To process invoices stored in an S3 bucket, run the following command:
In this step we will process the invoices in S3 bucket and store the model output in the processes_invoice_output.json file. We are performing below 3 steps while processing the invoice:
- Extracting data from each invoice in key value format.
- Extracting only key infomation from the invoice required by our stakeholders.
- And finally summarize the invoice.
You can check the prompts used in the invoices_processor.py file.
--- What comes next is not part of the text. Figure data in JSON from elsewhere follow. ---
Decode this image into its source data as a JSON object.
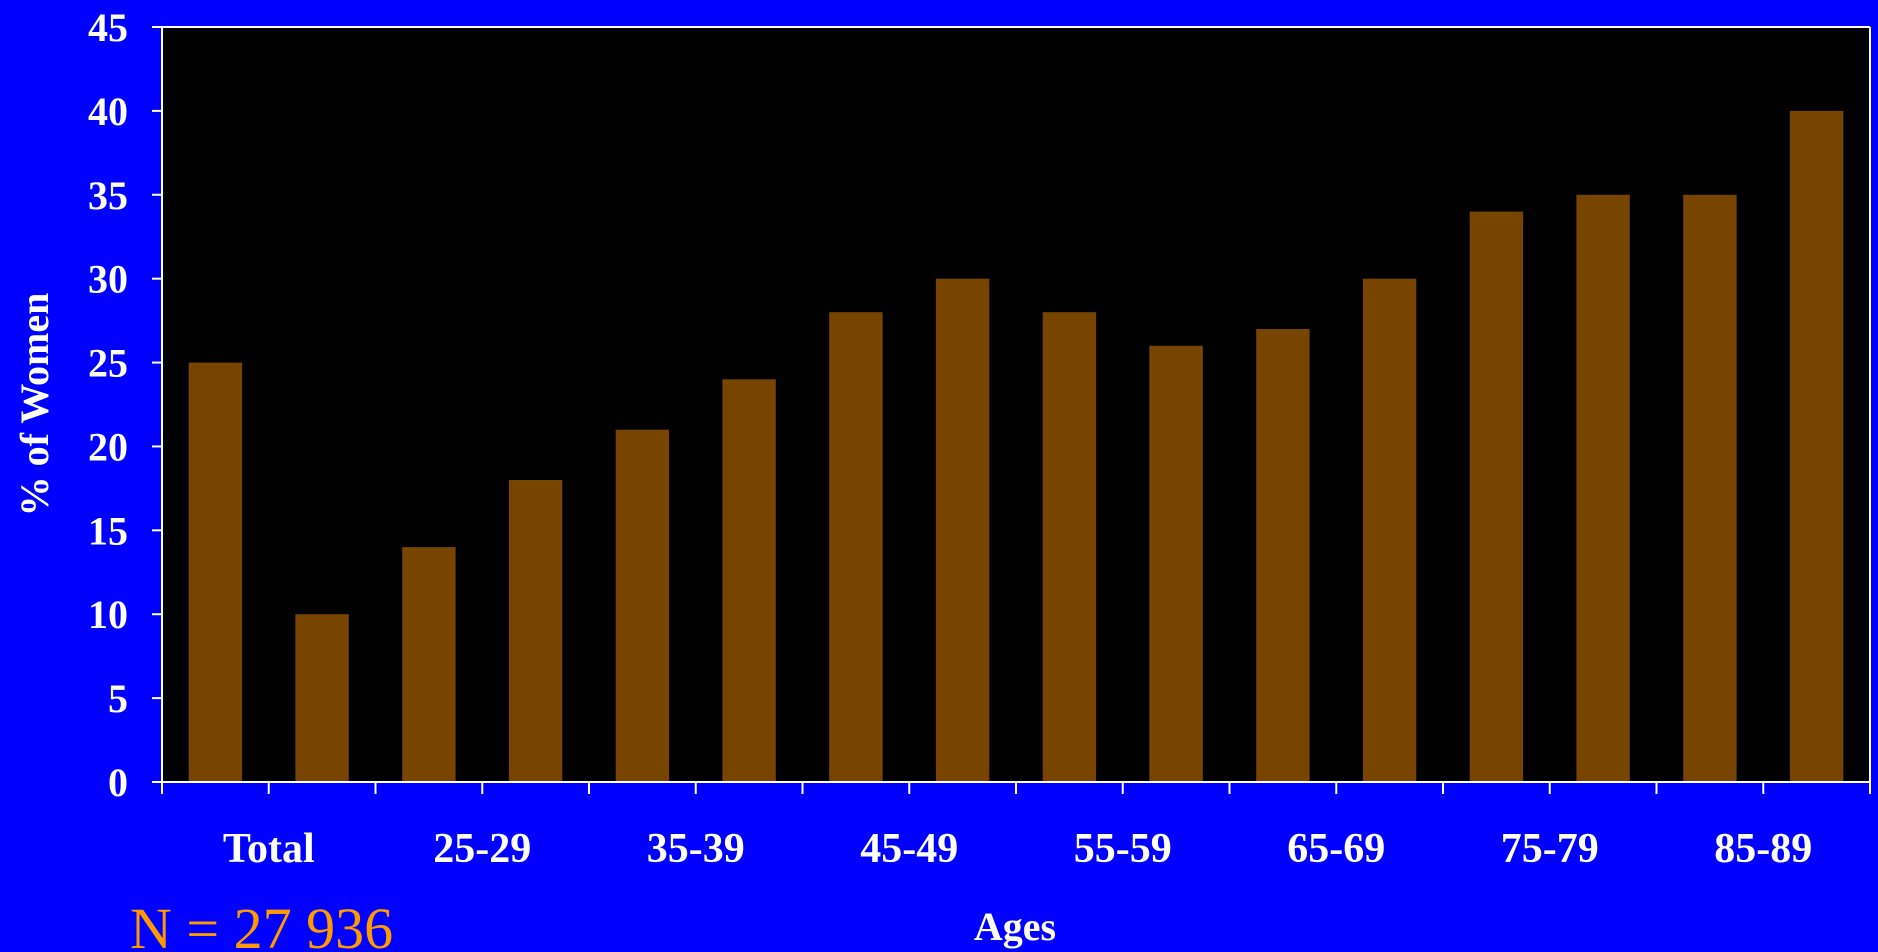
{
  "chart_data": {
    "type": "bar",
    "categories": [
      "Total",
      "",
      "25-29",
      "",
      "35-39",
      "",
      "45-49",
      "",
      "55-59",
      "",
      "65-69",
      "",
      "75-79",
      "",
      "85-89",
      ""
    ],
    "values": [
      25,
      10,
      14,
      18,
      21,
      24,
      28,
      30,
      28,
      26,
      27,
      30,
      34,
      35,
      35,
      40
    ],
    "ylabel": "% of Women",
    "xlabel": "Ages",
    "ylim": [
      0,
      45
    ],
    "yticks": [
      0,
      5,
      10,
      15,
      20,
      25,
      30,
      35,
      40,
      45
    ],
    "grid": false,
    "legend": "none",
    "colors": {
      "background": "#0000ff",
      "plot_area": "#000000",
      "bar": "#774500",
      "axis": "#ffffff",
      "text": "#ffffff",
      "note": "#ff9900"
    }
  },
  "note": "N = 27 936"
}
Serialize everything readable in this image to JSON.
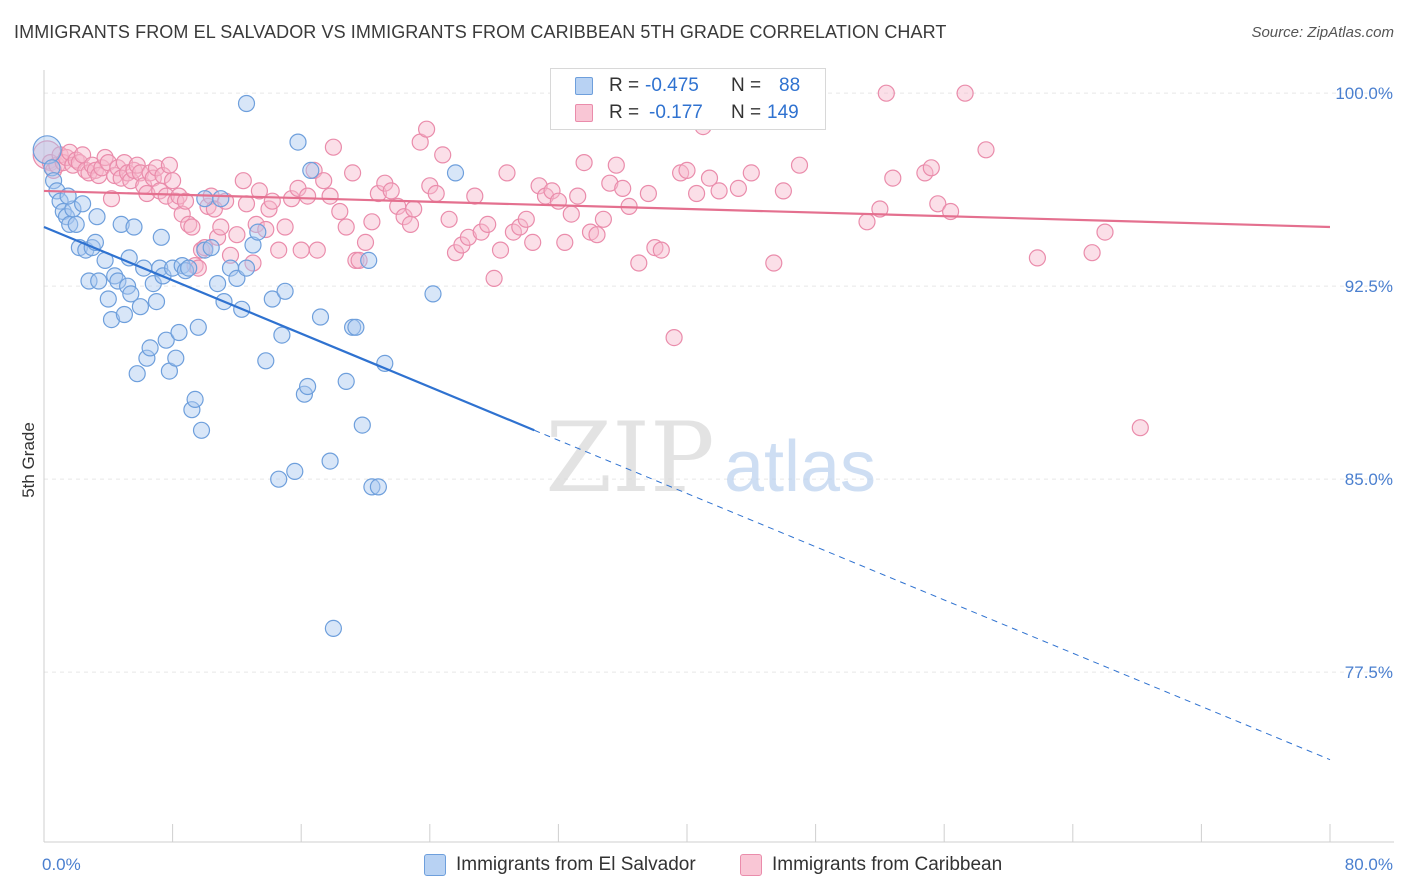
{
  "header": {
    "title": "IMMIGRANTS FROM EL SALVADOR VS IMMIGRANTS FROM CARIBBEAN 5TH GRADE CORRELATION CHART",
    "source": "Source: ZipAtlas.com"
  },
  "watermark": {
    "part1": "ZIP",
    "part2": "atlas"
  },
  "colors": {
    "blue_fill": "#a9c8f0",
    "blue_stroke": "#6e9fdc",
    "blue_line": "#2f72d0",
    "pink_fill": "#f6b9cc",
    "pink_stroke": "#ea8cab",
    "pink_line": "#e4708f",
    "grid": "#e6e6e6",
    "tick_label": "#4a7fcf",
    "axis": "#cfcfcf"
  },
  "legend": {
    "r_label": "R =",
    "n_label": "N =",
    "series": [
      {
        "r": "-0.475",
        "n": "88",
        "swatch_fill": "#b8d2f3",
        "swatch_stroke": "#6e9fdc"
      },
      {
        "r": "-0.177",
        "n": "149",
        "swatch_fill": "#f9c6d5",
        "swatch_stroke": "#ea8cab"
      }
    ]
  },
  "chart_data": {
    "type": "scatter",
    "title": "IMMIGRANTS FROM EL SALVADOR VS IMMIGRANTS FROM CARIBBEAN 5TH GRADE CORRELATION CHART",
    "xlabel": "",
    "ylabel": "5th Grade",
    "xlim": [
      0,
      80
    ],
    "ylim": [
      70.9,
      100.9
    ],
    "x_ticks": [
      0,
      8,
      16,
      24,
      32,
      40,
      48,
      56,
      64,
      72,
      80
    ],
    "x_tick_labels": {
      "start": "0.0%",
      "end": "80.0%"
    },
    "y_ticks": [
      100,
      92.5,
      85,
      77.5
    ],
    "y_tick_labels": [
      "100.0%",
      "92.5%",
      "85.0%",
      "77.5%"
    ],
    "grid": true,
    "legend_position": "top-center",
    "series": [
      {
        "name": "Immigrants from El Salvador",
        "r": -0.475,
        "n": 88,
        "trend": {
          "x": [
            0,
            30.5,
            80
          ],
          "y": [
            94.8,
            86.9,
            74.1
          ],
          "solid_until": 30.5
        },
        "points": [
          [
            0.2,
            97.8
          ],
          [
            0.5,
            97.1
          ],
          [
            0.6,
            96.6
          ],
          [
            0.8,
            96.2
          ],
          [
            1.0,
            95.8
          ],
          [
            1.2,
            95.4
          ],
          [
            1.4,
            95.2
          ],
          [
            1.6,
            94.9
          ],
          [
            1.8,
            95.5
          ],
          [
            2.0,
            94.9
          ],
          [
            2.2,
            94.0
          ],
          [
            2.4,
            95.7
          ],
          [
            2.6,
            93.9
          ],
          [
            2.8,
            92.7
          ],
          [
            3.0,
            94.0
          ],
          [
            3.2,
            94.2
          ],
          [
            3.4,
            92.7
          ],
          [
            3.8,
            93.5
          ],
          [
            4.0,
            92.0
          ],
          [
            4.2,
            91.2
          ],
          [
            4.4,
            92.9
          ],
          [
            4.6,
            92.7
          ],
          [
            4.8,
            94.9
          ],
          [
            5.0,
            91.4
          ],
          [
            5.2,
            92.5
          ],
          [
            5.4,
            92.2
          ],
          [
            5.6,
            94.8
          ],
          [
            5.8,
            89.1
          ],
          [
            6.0,
            91.7
          ],
          [
            6.2,
            93.2
          ],
          [
            6.4,
            89.7
          ],
          [
            6.6,
            90.1
          ],
          [
            6.8,
            92.6
          ],
          [
            7.0,
            91.9
          ],
          [
            7.2,
            93.2
          ],
          [
            7.4,
            92.9
          ],
          [
            7.6,
            90.4
          ],
          [
            7.8,
            89.2
          ],
          [
            8.0,
            93.2
          ],
          [
            8.2,
            89.7
          ],
          [
            8.4,
            90.7
          ],
          [
            8.6,
            93.3
          ],
          [
            8.8,
            93.1
          ],
          [
            9.0,
            93.2
          ],
          [
            9.2,
            87.7
          ],
          [
            9.4,
            88.1
          ],
          [
            9.6,
            90.9
          ],
          [
            9.8,
            86.9
          ],
          [
            10.0,
            93.9
          ],
          [
            10.4,
            94.0
          ],
          [
            10.8,
            92.6
          ],
          [
            11.2,
            91.9
          ],
          [
            11.6,
            93.2
          ],
          [
            12.0,
            92.8
          ],
          [
            12.3,
            91.6
          ],
          [
            12.6,
            93.2
          ],
          [
            13.0,
            94.1
          ],
          [
            13.3,
            94.6
          ],
          [
            13.8,
            89.6
          ],
          [
            14.2,
            92.0
          ],
          [
            14.6,
            85.0
          ],
          [
            14.8,
            90.6
          ],
          [
            15.0,
            92.3
          ],
          [
            15.6,
            85.3
          ],
          [
            16.2,
            88.3
          ],
          [
            16.4,
            88.6
          ],
          [
            16.6,
            97.0
          ],
          [
            17.2,
            91.3
          ],
          [
            17.8,
            85.7
          ],
          [
            18.0,
            79.2
          ],
          [
            18.8,
            88.8
          ],
          [
            19.2,
            90.9
          ],
          [
            19.4,
            90.9
          ],
          [
            19.8,
            87.1
          ],
          [
            20.2,
            93.5
          ],
          [
            20.4,
            84.7
          ],
          [
            20.8,
            84.7
          ],
          [
            21.2,
            89.5
          ],
          [
            24.2,
            92.2
          ],
          [
            25.6,
            96.9
          ],
          [
            1.5,
            96.0
          ],
          [
            3.3,
            95.2
          ],
          [
            5.3,
            93.6
          ],
          [
            7.3,
            94.4
          ],
          [
            11.0,
            95.9
          ],
          [
            15.8,
            98.1
          ],
          [
            12.6,
            99.6
          ],
          [
            10.0,
            95.9
          ]
        ]
      },
      {
        "name": "Immigrants from Caribbean",
        "r": -0.177,
        "n": 149,
        "trend": {
          "x": [
            0,
            80
          ],
          "y": [
            96.2,
            94.8
          ]
        },
        "points": [
          [
            0.2,
            97.6
          ],
          [
            0.4,
            97.3
          ],
          [
            0.6,
            97.0
          ],
          [
            0.8,
            97.2
          ],
          [
            1.0,
            97.6
          ],
          [
            1.2,
            97.3
          ],
          [
            1.4,
            97.5
          ],
          [
            1.6,
            97.7
          ],
          [
            1.8,
            97.2
          ],
          [
            2.0,
            97.4
          ],
          [
            2.2,
            97.3
          ],
          [
            2.4,
            97.6
          ],
          [
            2.6,
            97.0
          ],
          [
            2.8,
            96.9
          ],
          [
            3.0,
            97.2
          ],
          [
            3.2,
            97.0
          ],
          [
            3.4,
            96.8
          ],
          [
            3.6,
            97.1
          ],
          [
            3.8,
            97.5
          ],
          [
            4.0,
            97.3
          ],
          [
            4.2,
            95.9
          ],
          [
            4.4,
            96.8
          ],
          [
            4.6,
            97.1
          ],
          [
            4.8,
            96.7
          ],
          [
            5.0,
            97.3
          ],
          [
            5.2,
            96.9
          ],
          [
            5.4,
            96.6
          ],
          [
            5.6,
            97.0
          ],
          [
            5.8,
            97.2
          ],
          [
            6.0,
            96.9
          ],
          [
            6.2,
            96.4
          ],
          [
            6.4,
            96.1
          ],
          [
            6.6,
            96.9
          ],
          [
            6.8,
            96.7
          ],
          [
            7.0,
            97.1
          ],
          [
            7.2,
            96.2
          ],
          [
            7.4,
            96.8
          ],
          [
            7.6,
            96.0
          ],
          [
            7.8,
            97.2
          ],
          [
            8.0,
            96.6
          ],
          [
            8.2,
            95.8
          ],
          [
            8.4,
            96.0
          ],
          [
            8.6,
            95.3
          ],
          [
            8.8,
            95.8
          ],
          [
            9.0,
            94.9
          ],
          [
            9.2,
            94.8
          ],
          [
            9.4,
            93.3
          ],
          [
            9.6,
            93.2
          ],
          [
            9.8,
            93.9
          ],
          [
            10.0,
            94.0
          ],
          [
            10.2,
            95.6
          ],
          [
            10.4,
            96.0
          ],
          [
            10.6,
            95.5
          ],
          [
            10.8,
            94.4
          ],
          [
            11.0,
            94.8
          ],
          [
            11.3,
            95.8
          ],
          [
            11.6,
            93.7
          ],
          [
            12.0,
            94.5
          ],
          [
            12.4,
            96.6
          ],
          [
            12.6,
            95.7
          ],
          [
            13.0,
            93.4
          ],
          [
            13.2,
            94.9
          ],
          [
            13.4,
            96.2
          ],
          [
            13.8,
            94.7
          ],
          [
            14.0,
            95.5
          ],
          [
            14.2,
            95.8
          ],
          [
            14.6,
            93.9
          ],
          [
            15.0,
            94.8
          ],
          [
            15.4,
            95.9
          ],
          [
            15.8,
            96.3
          ],
          [
            16.0,
            93.9
          ],
          [
            16.4,
            96.0
          ],
          [
            16.8,
            97.0
          ],
          [
            17.0,
            93.9
          ],
          [
            17.4,
            96.6
          ],
          [
            17.8,
            96.0
          ],
          [
            18.0,
            97.9
          ],
          [
            18.4,
            95.4
          ],
          [
            18.8,
            94.8
          ],
          [
            19.2,
            96.9
          ],
          [
            19.4,
            93.5
          ],
          [
            19.6,
            93.5
          ],
          [
            20.0,
            94.2
          ],
          [
            20.4,
            95.0
          ],
          [
            20.8,
            96.1
          ],
          [
            21.2,
            96.5
          ],
          [
            21.6,
            96.2
          ],
          [
            22.0,
            95.6
          ],
          [
            22.4,
            95.2
          ],
          [
            22.8,
            94.9
          ],
          [
            23.0,
            95.5
          ],
          [
            23.4,
            98.1
          ],
          [
            23.8,
            98.6
          ],
          [
            24.0,
            96.4
          ],
          [
            24.4,
            96.1
          ],
          [
            24.8,
            97.6
          ],
          [
            25.2,
            95.1
          ],
          [
            25.6,
            93.8
          ],
          [
            26.0,
            94.1
          ],
          [
            26.4,
            94.4
          ],
          [
            26.8,
            96.0
          ],
          [
            27.2,
            94.6
          ],
          [
            27.6,
            94.9
          ],
          [
            28.0,
            92.8
          ],
          [
            28.4,
            93.9
          ],
          [
            28.8,
            96.9
          ],
          [
            29.2,
            94.6
          ],
          [
            29.6,
            94.8
          ],
          [
            30.0,
            95.1
          ],
          [
            30.4,
            94.2
          ],
          [
            30.8,
            96.4
          ],
          [
            31.2,
            96.0
          ],
          [
            31.6,
            96.2
          ],
          [
            32.0,
            95.8
          ],
          [
            32.4,
            94.2
          ],
          [
            32.8,
            95.3
          ],
          [
            33.2,
            96.0
          ],
          [
            33.6,
            97.3
          ],
          [
            34.0,
            94.6
          ],
          [
            34.4,
            94.5
          ],
          [
            34.8,
            95.1
          ],
          [
            35.2,
            96.5
          ],
          [
            35.6,
            97.2
          ],
          [
            36.0,
            96.3
          ],
          [
            36.4,
            95.6
          ],
          [
            37.0,
            93.4
          ],
          [
            37.6,
            96.1
          ],
          [
            38.0,
            94.0
          ],
          [
            38.4,
            93.9
          ],
          [
            39.2,
            90.5
          ],
          [
            39.6,
            96.9
          ],
          [
            40.0,
            97.0
          ],
          [
            40.6,
            96.1
          ],
          [
            41.4,
            96.7
          ],
          [
            42.0,
            96.2
          ],
          [
            43.2,
            96.3
          ],
          [
            44.0,
            96.9
          ],
          [
            45.4,
            93.4
          ],
          [
            46.0,
            96.2
          ],
          [
            47.0,
            97.2
          ],
          [
            52.0,
            95.5
          ],
          [
            54.8,
            96.9
          ],
          [
            55.2,
            97.1
          ],
          [
            55.6,
            95.7
          ],
          [
            56.4,
            95.4
          ],
          [
            58.6,
            97.8
          ],
          [
            61.8,
            93.6
          ],
          [
            65.2,
            93.8
          ],
          [
            66.0,
            94.6
          ],
          [
            68.2,
            87.0
          ],
          [
            52.4,
            100.0
          ],
          [
            57.3,
            100.0
          ],
          [
            41.0,
            98.7
          ],
          [
            52.8,
            96.7
          ],
          [
            51.2,
            95.0
          ]
        ]
      }
    ]
  },
  "bottom_legend": [
    {
      "label": "Immigrants from El Salvador"
    },
    {
      "label": "Immigrants from Caribbean"
    }
  ]
}
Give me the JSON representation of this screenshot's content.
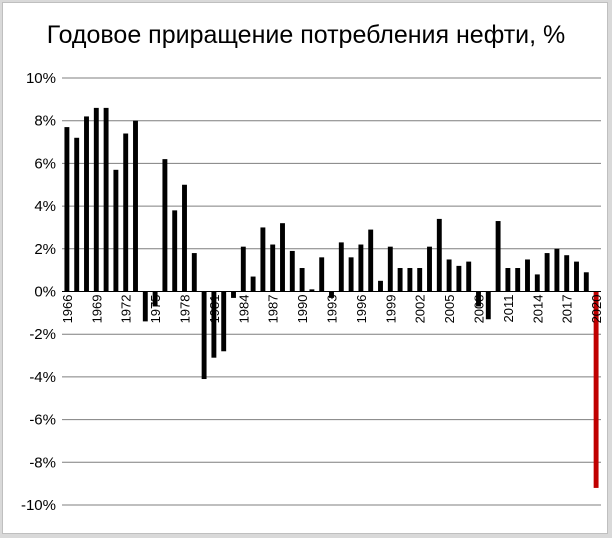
{
  "chart_data": {
    "type": "bar",
    "title": "Годовое приращение потребления нефти, %",
    "xlabel": "",
    "ylabel": "",
    "ylim": [
      -10,
      10
    ],
    "y_ticks": [
      "10%",
      "8%",
      "6%",
      "4%",
      "2%",
      "0%",
      "-2%",
      "-4%",
      "-6%",
      "-8%",
      "-10%"
    ],
    "years": [
      1966,
      1967,
      1968,
      1969,
      1970,
      1971,
      1972,
      1973,
      1974,
      1975,
      1976,
      1977,
      1978,
      1979,
      1980,
      1981,
      1982,
      1983,
      1984,
      1985,
      1986,
      1987,
      1988,
      1989,
      1990,
      1991,
      1992,
      1993,
      1994,
      1995,
      1996,
      1997,
      1998,
      1999,
      2000,
      2001,
      2002,
      2003,
      2004,
      2005,
      2006,
      2007,
      2008,
      2009,
      2010,
      2011,
      2012,
      2013,
      2014,
      2015,
      2016,
      2017,
      2018,
      2019,
      2020
    ],
    "x_tick_labels": [
      "1966",
      "1969",
      "1972",
      "1975",
      "1978",
      "1981",
      "1984",
      "1987",
      "1990",
      "1993",
      "1996",
      "1999",
      "2002",
      "2005",
      "2008",
      "2011",
      "2014",
      "2017",
      "2020"
    ],
    "values": [
      7.7,
      7.2,
      8.2,
      8.6,
      8.6,
      5.7,
      7.4,
      8.0,
      -1.4,
      -0.7,
      6.2,
      3.8,
      5.0,
      1.8,
      -4.1,
      -3.1,
      -2.8,
      -0.3,
      2.1,
      0.7,
      3.0,
      2.2,
      3.2,
      1.9,
      1.1,
      0.1,
      1.6,
      -0.3,
      2.3,
      1.6,
      2.2,
      2.9,
      0.5,
      2.1,
      1.1,
      1.1,
      1.1,
      2.1,
      3.4,
      1.5,
      1.2,
      1.4,
      -0.7,
      -1.3,
      3.3,
      1.1,
      1.1,
      1.5,
      0.8,
      1.8,
      2.0,
      1.7,
      1.4,
      0.9,
      -9.2
    ],
    "grid": true,
    "legend": "none",
    "colors": {
      "bar": "#000000",
      "highlight": "#c00000",
      "grid": "#7f7f7f"
    },
    "highlight_year": 2020
  }
}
And you can use different LLM's for all of these 3 steps.
python invoices_processor.py --bucket_name='<your-bucket-name>' --prefix='<your-folder>'
Note: The --prefix
argument is optional. If omitted, the script will process all PDFs in the bucket.
Examples:
python invoices_processor.py --bucket_name='gen_ai_demo_bucket'
python invoices_processor.py --bucket_name='gen_ai_demo_bucket' --prefix='invoice'
After successful completion of the job, you should see a invoices folder in your local file system with all the invoices. You will also see a processed_invoice_output.json file with all the metadata extracted by Amazon Bedrock Knowledge Base using Claude Sonnet Model.
To review the processed invoice data, you can run the Streamlit app with the following command:
streamlit run review-invoice-data.py
or
python -m streamlit run review-invoice-data.py
The Streamlit app will open in your default web browser, allowing you to view and interact with the processed invoice data.
-
invoices_processor.py: The main script for processing invoices stored in an S3 bucket.
-
review-invoice-data.py: The Streamlit app for reviewing the processed invoice data.
-
requirements.txt: List of required Python packages.
-
README.md: This file, containing project documentation.
-
config.yaml: This contains the configuration for the AWS region, bedrock model and local folder/file structure to be used by both scripts
See CONTRIBUTING for more information.
This library is licensed under the MIT-0 License. See the LICENSE file.